Lazy-Loading binarized shard using Hf-dataset for Hf-Trainer

@valhalla I will definitely re-check but here’s what I did that I can remember.

Write a data loading script using this tutorial.

train_dataset = nlp.load_dataset(data_args.dataset_path, name='dummy', split=nlp.Split.TRAIN)
valid_dataset = nlp.load_dataset(data_args.dataset_path, name='dummy', split=nlp.Split.VALIDATION)
processor = DataProcessor(
        tokenizer,
        model_type=data_args.model_type,
        max_source_length=data_args.max_source_length,
        max_target_length=data_args.max_target_length
    )
# DataProcessors implements all the necessary `map` (in a distributed manner) modules and `convert_to_features` function using `tokenizer` provided.
processor.process_all_maping_and_tokenization()

torch.save(train_dataset, train_path)
torch.save(valid_dataset, valid_path)

I actually took it from your data preparation here. But DataProcessor is kind of different.

Later on, I tried with HF-trainer by,

train_dataset = torch.load(data_args.train_file_path)
valid_dataset = torch.load(data_args.valid_file_path)

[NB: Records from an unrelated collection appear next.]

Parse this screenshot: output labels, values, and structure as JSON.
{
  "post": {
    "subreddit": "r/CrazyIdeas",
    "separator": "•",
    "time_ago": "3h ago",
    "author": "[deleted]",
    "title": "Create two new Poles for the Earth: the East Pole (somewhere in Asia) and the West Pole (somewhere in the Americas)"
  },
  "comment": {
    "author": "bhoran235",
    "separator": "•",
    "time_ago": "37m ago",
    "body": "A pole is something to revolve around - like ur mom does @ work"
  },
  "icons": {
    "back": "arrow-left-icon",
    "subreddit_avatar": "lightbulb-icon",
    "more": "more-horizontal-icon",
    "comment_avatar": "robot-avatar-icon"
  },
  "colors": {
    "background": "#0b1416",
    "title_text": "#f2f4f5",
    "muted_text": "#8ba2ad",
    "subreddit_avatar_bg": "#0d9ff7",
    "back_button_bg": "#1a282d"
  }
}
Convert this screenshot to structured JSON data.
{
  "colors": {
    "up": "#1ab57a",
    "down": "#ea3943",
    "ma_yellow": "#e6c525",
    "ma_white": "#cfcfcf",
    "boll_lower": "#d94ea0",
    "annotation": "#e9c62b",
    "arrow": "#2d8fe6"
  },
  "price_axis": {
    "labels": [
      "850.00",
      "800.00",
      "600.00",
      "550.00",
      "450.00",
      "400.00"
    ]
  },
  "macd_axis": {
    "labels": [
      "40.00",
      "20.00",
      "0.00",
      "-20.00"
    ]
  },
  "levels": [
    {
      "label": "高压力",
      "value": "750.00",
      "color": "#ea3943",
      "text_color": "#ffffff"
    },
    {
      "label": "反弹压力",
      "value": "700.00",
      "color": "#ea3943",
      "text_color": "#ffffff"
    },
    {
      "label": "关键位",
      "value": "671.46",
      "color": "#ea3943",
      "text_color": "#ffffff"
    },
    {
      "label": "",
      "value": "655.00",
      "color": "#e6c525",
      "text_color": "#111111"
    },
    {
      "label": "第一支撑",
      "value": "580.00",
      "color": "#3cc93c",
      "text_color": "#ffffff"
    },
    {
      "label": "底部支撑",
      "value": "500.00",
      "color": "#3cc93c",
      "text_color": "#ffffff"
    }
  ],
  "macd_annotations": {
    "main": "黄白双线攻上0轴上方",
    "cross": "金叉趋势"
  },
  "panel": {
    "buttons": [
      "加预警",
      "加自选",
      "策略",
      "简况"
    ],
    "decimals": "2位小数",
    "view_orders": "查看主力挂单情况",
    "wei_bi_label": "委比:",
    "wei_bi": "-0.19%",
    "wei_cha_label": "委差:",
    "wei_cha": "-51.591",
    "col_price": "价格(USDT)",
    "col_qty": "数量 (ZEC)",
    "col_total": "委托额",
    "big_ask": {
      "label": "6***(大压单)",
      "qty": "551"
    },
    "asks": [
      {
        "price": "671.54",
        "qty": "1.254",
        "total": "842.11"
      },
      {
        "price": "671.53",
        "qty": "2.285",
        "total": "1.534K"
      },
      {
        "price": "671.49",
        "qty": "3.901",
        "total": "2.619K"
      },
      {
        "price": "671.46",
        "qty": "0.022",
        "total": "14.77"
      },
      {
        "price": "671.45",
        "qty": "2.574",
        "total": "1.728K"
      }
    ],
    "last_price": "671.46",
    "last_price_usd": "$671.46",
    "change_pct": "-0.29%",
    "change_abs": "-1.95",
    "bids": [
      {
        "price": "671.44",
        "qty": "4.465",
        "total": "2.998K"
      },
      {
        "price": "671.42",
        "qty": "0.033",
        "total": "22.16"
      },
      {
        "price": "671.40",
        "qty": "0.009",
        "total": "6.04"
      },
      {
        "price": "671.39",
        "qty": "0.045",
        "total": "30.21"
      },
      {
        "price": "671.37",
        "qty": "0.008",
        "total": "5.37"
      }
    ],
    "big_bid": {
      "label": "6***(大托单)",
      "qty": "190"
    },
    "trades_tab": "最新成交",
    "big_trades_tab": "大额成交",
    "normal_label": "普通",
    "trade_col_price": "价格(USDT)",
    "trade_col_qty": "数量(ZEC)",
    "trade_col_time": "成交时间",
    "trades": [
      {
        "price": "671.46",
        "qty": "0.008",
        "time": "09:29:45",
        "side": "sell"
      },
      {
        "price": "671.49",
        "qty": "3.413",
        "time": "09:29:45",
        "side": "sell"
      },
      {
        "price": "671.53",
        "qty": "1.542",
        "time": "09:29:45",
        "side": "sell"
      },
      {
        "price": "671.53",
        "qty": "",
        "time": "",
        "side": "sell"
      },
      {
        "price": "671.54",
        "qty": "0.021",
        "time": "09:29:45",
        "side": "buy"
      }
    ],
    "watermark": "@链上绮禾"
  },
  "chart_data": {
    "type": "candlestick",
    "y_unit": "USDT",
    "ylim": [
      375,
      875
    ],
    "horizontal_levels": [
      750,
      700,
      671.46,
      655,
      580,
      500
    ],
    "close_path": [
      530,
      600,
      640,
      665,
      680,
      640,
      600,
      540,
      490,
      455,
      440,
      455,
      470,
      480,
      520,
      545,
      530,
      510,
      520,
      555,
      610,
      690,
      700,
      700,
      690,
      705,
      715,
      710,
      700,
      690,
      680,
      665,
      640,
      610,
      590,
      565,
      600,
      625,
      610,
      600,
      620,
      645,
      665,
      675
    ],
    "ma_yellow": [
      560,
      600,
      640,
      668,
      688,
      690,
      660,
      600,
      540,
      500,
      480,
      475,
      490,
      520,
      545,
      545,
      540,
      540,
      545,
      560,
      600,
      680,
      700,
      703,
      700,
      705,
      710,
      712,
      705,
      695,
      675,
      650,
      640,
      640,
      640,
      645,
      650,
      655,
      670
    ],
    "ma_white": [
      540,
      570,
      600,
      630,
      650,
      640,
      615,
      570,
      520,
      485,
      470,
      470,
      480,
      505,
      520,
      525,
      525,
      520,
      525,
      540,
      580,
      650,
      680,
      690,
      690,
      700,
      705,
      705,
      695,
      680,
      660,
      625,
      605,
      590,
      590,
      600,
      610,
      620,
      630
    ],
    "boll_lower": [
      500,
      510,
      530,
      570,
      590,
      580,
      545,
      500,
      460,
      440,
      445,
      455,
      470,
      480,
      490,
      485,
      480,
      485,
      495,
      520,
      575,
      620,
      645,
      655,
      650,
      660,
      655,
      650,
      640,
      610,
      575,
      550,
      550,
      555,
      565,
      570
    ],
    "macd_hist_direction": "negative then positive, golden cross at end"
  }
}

data_collator = MyDataCollator(
        tokenizer=tokenizer,
        model_type=model_args.model_type,
        mode="training",
    )
trainer = Trainer(
        model=model,
        args=training_args,
        train_dataset=train_dataset,
        eval_dataset=valid_dataset,
        data_collator=data_collator,
        ... ... 
        ... ...
    )

Finally, run this by,

python -m torch.distributed.launch --nproc_per_node $NGPU train.py
... arguments ...
... arguments ...
... arguments ...

When I start my process, my job totally fails in an 8xV100 16GB Machine by overflowing RAM.

Is there anything I’m doing wrong?